Adb al-Rahim al-Nashiri, a Saudi national, claims he was tortured at a facility in north-east Poland.
The decision by Polish prosecutors to give him victim status will make it possible for al-Nashiri to file motions for evidence and for him or his lawyers to participate in interviews between prosecutor and witnesses.
'It means the prosecutor is treating our motions very seriously and will undertake actions to verify, which is really at this point what we wanted,' said lawyer Mikolaj Pietrzak.
'If the prosecutors thought the motion was completely ungrounded, he would not include it in the major investigation. But he has kept it in the main case, and he has allowed us to participate as a representative of an injured party,' he added.
Al-Nashiri is a suspect in the bombing of the USS Cole in 2000. He is currently a prisoner at the United States' Guantanamo Bay detention camp.
Lawyers working with the Open Society Justice Initiative, a human rights organization, asked prosecutors in September to investigate al-Nashiri's treatment at an alleged CIA secret prison in Poland.
The lawyers said they have demanded an inquiry and prosecution of those involved in al-Nashiri's 'transfer, detention and torture on Polish soil.' The application calls for Polish public officials and witnesses to be examined.
'It is not important from my point of view whether he is a terrorist or not a terrorist,' Pietrzak told the German Press Agency dpa. 'What is important is that he was kept in Poland and tortured and denied his basic human rights. If we let the perpetrators go unaccountable, nobody else has the right to feel safe in Poland.'
The lawyers claim al-Nashiri was detained and tortured in the secret prison sometime between 2002 and 2006.
Polish authorities have denied allegations that CIA prisons were located on their soil. Prosecutors have been investigating the allegations since 2008, but have not released their findings.

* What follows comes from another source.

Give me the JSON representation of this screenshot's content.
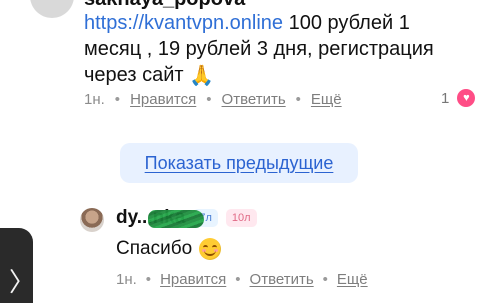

Accountability for the CIA's illegal rendition program must continue in Europe, especially as US courts appear to be closing their doors to victims of this program, representatives of the Open Society Justice Initiative have said.
Flight logs obtained from Polish officials in February confirm that CIA planes landed in Poland during 2003, in what human rights groups suspect were rendition-linked flights.
The logs, which were obtained by human rights organizations, showed that CIA-chartered planes landed in Szymany, north-eastern Poland, at least six times in 2003.
New York-based Human Rights Watch claimed in a 2005 report that secret CIA prisons in Poland were used to house suspected terrorists from Afghanistan.